Many of us generally don’t realise how detrimental stress can be to our overall wellbeing. Stress has been found to affect human performance. The more stressed you are, the less you are able to master the mental energies and concentrate on your tasks. Stressed people may eventually lead to depression and even suicide.
But stress can also have a direct and indirect negative impact on your health. Stressed people are more prone to sedentary living, binge eating, less exercise, less interaction and socialisation and all these factors will affect your health. One of the most overlooked impacts of stress is its correlation to your dental health.
People who are stressed are could also be less likely to be motivated to take proper care of their bodies, including their dental health. The most common dental issue for people suffering from stress is that they are likely to neglect proper oral hygiene and this will affect the health of their teeth and gums.

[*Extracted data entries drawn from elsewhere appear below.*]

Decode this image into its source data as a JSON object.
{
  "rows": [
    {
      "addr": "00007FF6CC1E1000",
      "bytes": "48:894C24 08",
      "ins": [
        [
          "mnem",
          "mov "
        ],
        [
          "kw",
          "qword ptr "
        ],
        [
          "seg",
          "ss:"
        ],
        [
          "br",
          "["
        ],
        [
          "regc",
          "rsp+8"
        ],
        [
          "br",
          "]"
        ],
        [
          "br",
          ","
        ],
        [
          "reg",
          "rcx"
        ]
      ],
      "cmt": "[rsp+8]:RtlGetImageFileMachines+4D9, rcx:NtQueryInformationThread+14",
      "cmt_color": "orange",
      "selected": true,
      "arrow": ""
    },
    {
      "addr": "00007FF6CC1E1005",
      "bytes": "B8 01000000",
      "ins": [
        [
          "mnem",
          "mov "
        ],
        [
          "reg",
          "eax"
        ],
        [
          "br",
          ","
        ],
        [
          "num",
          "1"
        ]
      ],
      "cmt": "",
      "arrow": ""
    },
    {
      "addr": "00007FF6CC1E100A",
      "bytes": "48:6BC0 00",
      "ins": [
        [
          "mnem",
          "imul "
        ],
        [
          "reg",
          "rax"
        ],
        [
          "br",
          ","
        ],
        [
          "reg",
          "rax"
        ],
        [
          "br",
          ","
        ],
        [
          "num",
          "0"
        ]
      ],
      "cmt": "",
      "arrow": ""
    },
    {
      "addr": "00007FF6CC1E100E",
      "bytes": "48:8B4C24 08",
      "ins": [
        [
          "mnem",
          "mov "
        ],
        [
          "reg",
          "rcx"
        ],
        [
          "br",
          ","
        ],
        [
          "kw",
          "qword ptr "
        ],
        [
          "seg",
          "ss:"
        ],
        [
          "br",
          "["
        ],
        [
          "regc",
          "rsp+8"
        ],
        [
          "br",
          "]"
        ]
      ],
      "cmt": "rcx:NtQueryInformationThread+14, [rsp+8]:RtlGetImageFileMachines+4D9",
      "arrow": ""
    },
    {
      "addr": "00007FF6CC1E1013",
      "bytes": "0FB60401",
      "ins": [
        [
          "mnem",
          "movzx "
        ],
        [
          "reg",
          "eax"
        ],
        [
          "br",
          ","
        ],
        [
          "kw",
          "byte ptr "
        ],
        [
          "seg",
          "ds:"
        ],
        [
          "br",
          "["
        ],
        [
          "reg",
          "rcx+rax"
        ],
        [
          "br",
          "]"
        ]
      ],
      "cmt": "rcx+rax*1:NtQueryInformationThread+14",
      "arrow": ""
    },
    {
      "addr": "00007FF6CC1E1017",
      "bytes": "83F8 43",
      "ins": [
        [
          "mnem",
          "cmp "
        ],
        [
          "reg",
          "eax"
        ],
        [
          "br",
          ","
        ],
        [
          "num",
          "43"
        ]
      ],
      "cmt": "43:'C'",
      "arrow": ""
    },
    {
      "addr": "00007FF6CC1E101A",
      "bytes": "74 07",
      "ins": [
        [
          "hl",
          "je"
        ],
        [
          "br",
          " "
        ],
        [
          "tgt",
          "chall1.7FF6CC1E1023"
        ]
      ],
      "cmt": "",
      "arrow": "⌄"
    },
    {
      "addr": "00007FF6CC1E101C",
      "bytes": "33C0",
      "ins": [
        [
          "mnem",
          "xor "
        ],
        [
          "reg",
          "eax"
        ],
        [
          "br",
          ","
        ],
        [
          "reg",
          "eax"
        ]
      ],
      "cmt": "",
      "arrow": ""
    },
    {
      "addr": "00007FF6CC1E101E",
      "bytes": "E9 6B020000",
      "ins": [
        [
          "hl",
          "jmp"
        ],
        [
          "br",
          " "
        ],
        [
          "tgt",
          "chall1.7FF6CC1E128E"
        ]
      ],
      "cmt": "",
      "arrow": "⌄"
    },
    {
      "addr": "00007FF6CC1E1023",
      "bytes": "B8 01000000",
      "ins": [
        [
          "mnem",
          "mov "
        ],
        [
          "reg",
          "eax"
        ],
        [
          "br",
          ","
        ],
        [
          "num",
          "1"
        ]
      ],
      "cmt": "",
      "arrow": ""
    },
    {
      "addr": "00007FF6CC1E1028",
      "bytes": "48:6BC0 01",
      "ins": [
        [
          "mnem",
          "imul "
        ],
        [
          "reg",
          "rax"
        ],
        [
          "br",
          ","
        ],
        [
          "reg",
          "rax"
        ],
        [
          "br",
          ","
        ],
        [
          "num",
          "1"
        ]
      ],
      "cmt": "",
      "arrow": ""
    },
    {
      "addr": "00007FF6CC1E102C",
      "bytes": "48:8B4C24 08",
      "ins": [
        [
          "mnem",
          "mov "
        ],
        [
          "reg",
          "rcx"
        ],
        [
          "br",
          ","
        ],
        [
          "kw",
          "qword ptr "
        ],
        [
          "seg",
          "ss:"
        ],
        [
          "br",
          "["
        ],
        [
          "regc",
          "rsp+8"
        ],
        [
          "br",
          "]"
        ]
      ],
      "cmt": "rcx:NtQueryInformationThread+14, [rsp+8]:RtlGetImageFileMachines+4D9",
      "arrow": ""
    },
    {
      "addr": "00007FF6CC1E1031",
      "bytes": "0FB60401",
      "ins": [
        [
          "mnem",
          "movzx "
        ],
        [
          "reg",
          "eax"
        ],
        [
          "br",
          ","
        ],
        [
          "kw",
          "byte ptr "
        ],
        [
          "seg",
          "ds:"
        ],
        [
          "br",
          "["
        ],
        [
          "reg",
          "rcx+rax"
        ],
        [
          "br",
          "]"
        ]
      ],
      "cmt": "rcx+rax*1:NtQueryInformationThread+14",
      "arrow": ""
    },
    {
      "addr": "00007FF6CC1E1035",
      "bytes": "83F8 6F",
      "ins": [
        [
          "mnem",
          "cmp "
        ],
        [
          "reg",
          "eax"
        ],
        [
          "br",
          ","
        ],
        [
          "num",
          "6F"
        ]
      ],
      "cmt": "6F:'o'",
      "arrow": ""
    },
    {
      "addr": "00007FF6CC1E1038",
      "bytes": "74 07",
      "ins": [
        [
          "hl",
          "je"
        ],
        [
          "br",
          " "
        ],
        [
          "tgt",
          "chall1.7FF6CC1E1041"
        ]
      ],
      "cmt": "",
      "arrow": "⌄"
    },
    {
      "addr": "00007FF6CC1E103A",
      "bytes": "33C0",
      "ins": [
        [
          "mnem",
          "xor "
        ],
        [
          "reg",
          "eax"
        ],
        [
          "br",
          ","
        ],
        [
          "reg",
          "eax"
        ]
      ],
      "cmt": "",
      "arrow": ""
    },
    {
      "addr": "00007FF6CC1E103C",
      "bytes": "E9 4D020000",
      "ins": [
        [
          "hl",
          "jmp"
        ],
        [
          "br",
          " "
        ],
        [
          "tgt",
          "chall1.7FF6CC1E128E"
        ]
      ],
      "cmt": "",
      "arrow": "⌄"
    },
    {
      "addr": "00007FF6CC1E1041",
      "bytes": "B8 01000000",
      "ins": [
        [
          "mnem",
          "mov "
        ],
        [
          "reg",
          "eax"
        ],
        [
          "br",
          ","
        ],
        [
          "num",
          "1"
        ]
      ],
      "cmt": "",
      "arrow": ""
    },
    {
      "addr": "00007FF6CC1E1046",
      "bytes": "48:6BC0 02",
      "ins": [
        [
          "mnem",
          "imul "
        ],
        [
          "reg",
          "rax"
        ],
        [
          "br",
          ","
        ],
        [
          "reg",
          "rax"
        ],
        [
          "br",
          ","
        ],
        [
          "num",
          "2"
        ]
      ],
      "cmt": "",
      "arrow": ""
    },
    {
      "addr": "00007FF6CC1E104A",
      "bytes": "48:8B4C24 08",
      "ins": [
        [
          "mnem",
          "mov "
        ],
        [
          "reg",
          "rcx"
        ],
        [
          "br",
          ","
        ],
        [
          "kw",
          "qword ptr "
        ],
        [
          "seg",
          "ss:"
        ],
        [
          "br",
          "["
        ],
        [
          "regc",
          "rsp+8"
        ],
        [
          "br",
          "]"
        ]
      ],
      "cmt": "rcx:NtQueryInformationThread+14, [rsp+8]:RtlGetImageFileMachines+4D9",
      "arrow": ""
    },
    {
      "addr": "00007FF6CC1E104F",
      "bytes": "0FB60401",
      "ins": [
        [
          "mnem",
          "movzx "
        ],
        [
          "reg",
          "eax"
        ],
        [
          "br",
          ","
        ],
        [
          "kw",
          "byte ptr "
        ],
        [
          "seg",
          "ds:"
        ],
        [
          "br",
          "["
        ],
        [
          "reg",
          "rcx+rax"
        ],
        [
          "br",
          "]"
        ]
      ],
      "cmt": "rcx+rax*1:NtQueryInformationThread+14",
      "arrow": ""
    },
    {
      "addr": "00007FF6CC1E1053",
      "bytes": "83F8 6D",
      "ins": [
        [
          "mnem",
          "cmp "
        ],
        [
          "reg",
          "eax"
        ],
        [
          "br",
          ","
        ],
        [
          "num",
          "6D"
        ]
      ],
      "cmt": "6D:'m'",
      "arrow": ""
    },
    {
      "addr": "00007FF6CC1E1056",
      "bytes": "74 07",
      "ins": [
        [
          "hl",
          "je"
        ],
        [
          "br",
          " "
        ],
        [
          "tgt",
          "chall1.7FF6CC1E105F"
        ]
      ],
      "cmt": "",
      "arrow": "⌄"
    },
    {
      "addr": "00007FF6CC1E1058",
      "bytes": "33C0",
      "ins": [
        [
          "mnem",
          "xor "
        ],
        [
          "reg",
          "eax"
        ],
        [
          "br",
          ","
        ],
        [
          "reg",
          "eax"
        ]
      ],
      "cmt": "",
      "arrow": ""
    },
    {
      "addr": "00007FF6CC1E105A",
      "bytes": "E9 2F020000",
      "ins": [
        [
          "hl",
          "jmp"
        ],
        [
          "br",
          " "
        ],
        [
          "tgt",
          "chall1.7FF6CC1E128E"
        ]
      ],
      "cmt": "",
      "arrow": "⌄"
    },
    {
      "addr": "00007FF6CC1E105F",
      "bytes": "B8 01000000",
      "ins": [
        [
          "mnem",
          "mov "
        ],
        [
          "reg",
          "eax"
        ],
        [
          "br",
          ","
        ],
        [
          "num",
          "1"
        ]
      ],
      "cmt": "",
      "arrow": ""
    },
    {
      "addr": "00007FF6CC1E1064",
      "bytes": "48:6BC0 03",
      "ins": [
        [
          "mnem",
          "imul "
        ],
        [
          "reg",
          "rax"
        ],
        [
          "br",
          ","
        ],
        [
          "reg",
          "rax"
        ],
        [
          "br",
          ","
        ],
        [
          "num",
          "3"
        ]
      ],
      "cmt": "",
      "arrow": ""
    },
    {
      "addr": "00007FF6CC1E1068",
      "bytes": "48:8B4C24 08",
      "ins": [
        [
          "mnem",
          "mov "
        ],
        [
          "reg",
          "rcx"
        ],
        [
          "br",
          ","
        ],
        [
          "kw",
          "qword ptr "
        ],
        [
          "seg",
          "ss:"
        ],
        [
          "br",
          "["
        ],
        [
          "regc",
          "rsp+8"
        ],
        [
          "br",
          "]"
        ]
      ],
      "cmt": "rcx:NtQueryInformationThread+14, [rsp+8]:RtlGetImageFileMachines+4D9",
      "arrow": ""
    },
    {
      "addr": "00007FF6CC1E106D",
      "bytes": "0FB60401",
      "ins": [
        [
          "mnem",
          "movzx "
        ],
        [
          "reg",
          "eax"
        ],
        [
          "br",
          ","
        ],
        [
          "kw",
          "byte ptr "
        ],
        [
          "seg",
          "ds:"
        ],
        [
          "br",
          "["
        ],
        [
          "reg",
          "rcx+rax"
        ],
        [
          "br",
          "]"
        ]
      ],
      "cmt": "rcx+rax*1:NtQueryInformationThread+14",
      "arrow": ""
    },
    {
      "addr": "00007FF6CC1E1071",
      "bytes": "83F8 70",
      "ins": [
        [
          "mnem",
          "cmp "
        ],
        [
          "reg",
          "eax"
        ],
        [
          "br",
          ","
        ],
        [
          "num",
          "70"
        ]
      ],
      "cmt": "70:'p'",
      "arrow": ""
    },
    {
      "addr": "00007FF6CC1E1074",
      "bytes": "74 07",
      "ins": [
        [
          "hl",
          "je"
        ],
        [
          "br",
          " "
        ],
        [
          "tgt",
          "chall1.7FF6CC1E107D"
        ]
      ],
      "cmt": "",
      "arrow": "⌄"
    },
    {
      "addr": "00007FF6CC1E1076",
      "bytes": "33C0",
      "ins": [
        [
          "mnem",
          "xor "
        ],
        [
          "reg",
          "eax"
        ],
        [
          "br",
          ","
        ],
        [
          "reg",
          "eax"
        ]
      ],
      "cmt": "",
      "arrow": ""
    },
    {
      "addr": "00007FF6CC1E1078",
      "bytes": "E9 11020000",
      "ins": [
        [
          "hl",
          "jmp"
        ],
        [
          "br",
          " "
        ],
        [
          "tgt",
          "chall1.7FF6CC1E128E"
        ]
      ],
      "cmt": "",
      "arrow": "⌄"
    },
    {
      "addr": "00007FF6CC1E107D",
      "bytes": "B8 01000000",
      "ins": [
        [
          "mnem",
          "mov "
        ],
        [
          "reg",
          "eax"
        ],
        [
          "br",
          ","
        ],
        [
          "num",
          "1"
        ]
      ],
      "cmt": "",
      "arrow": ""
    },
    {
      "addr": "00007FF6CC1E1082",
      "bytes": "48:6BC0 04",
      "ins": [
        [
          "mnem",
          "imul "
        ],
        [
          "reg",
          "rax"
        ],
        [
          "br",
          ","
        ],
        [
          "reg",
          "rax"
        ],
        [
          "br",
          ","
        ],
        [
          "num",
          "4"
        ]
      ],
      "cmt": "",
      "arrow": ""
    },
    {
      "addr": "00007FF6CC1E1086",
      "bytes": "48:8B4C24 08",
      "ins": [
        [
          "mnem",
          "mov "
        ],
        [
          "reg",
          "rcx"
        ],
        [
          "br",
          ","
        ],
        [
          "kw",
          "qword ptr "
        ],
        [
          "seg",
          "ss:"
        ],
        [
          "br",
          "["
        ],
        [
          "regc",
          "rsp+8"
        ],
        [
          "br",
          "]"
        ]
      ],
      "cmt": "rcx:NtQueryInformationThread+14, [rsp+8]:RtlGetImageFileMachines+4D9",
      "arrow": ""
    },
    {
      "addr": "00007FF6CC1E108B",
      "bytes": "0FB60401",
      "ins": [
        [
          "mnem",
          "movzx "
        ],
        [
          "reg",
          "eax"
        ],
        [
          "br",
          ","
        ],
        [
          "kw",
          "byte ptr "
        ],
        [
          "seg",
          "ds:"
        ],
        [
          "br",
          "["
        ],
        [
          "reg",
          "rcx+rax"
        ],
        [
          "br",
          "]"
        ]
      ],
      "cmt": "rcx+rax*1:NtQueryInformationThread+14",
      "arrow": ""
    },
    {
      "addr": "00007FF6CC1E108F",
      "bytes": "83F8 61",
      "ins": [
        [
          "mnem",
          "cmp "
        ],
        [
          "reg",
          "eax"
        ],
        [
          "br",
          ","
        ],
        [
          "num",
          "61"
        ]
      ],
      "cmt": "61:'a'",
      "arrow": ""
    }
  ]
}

Stressed people are also more likely to grind their teeth, drink more alcohol and smoke more, all of which can wreak havoc and lead to conditions that may cause pain to your teeth.
Here are some ways in which stress can cause pain to your teeth:
The TMJ Disorder
High levels of stress and anxiety may also lead to a condition called Temporomandibular Joint Disorder (TMJ). When some people are stressed, they tend to overuse their jaw muscles leading to increased clenching or grinding of teeth. This will result in some pain or in serious cases, a compromised movement of the jaw as well as in the affected muscles. This will in turn lead to toothache or a difficulty in chewing food.
Poor oral hygiene
People who are stressed or depressed often recline to a low-energy state where even maintaining a proper oral hygiene is a struggle. You will be cleaning your mouth and brushing your teeth less often which will in turn lead to the buildup of plaque on your teeth and gum lines. Gum infections are also common during this state for the same reason. The result will be increased sensitivity of teeth which is often painful. Even in a stressed state, try to maintain proper oral care by brushing three times daily and flossing your teeth.
Canker sores have been linked to how people process stress or anxiety problems. The condition is especially common in women and occurs when they are experiencing high stress levels. There is a constellation of possible causes of Canker sores such as mouth injuries, accidental cheek bites, hormonal shifts and emotional among others stress.
If you are grappling with stress, anxiety or depression, it is advisable to seek medical help as soon as possible. Stress may seem harmless but it triggers various emotional, behavioural and physical responses that may be detrimental to your health. Whenever you are grappling with stress, start taking measures to reduce the stress. For example, you can do more physical exercises, try out various relaxation techniques, avoid coffee and alcohol, talk to someone. Don’t sacrifice your oral hygiene as a result of stress or depression. If you are feeling pain in your mouth or teeth after a stress episode, see a dentist for professional guidance.